7 Canceling Units
When using mathematical equations in chemistry, the numbers you plug into the equation will also have units. The units follow the same math as the numbers and cancel accordingly. It’s important to include the units with the numbers you put into an equation and follow through with canceling them, because that is how you know whether or not you need to the change units of the given quantities you are plugging into the equation. You won’t be told ahead of time if you need to change units, you will discover it during the unit cancellation process.
Example 8.1
The density of honey is 1.42 g/mL. What is the mass of 1.45 L of honey?
Answer: Solving the definition of density [latex]density=\frac{mass}{volume}[/latex] for mass gives
[latex]mass=density*volume[/latex]
Plugging in the numbers and their units gives
[latex]mass=\frac{1.42g}{mL}*1.45L[/latex]
The answer from multiplying these numbers is not correct because the units would be g·L/mL, which is not a unit of mass. Notice that mL in the denominator does not cancel with L in the numerator. They are both volume, but because they aren’t in the same units, they don’t cancel. You can go back and change one of the quantities so that both have the same units (it doesn’t matter if you put them both in mL or both in L) and redo the calculation, or you can just multiply by the appropriate unit conversion during the calculation
[latex]mass=\frac{1.42g}{mL}*1.45L*\frac{1000mL}{1L}=2060g[/latex]
Now the mL and L cancel, and the only unit that remains is g, which is a unit of mass.
Following through with the cancellation of units will also help you catch any algebra errors that you have made, as shown in the following example.
Example 8.2
The density of honey is 1.42 g/mL. What is the volume of 32.6 g of honey?
Answer with Algebra Error: Suppose that when you solve the definition of density [latex]density=\frac{mass}{volume}[/latex] for volume, you made an algebra error and came up with [latex]volume=\frac{density}{mass}[/latex], which is wrong. You would catch this error when plugging in the numbers if you follow through with the units, since the units in the answer aren’t volume units.
[latex]volume=\frac{1.42g/mL}{32.6g}=0.436\frac{g/mL}{g}[/latex]
Remembering that dividing is the same as multiplying by the reciprocal, the units simplify to
[latex]\frac{g}{mL}*\frac{1}{g}=\frac{1}{mL}[/latex]

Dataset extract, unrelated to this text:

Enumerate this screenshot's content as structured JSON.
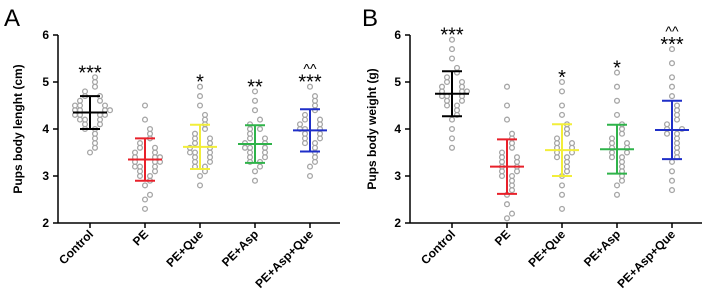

Notice that the ending units are 1/mL. This is not volume units, they are 1/volume units, which is not what we want. Taking the time to simplify the units on the answer and noticing that they weren’t right revealed that something was wrong with the calculation.
Correct Answer: Solving density for volume correctly gives
[latex]volume=\frac{mass}{density}=\frac{32.6g}{1.42g/mL}=23.0\frac{g}{g/mL}[/latex]
Remembering that dividing is the same as multiplying by the reciprocal, the units simplify to
[latex]\frac{g}{g/mL}=g*\frac{mL}{g}=mL[/latex]
Since mL is a volume unit, the correct answer is 23.0 mL.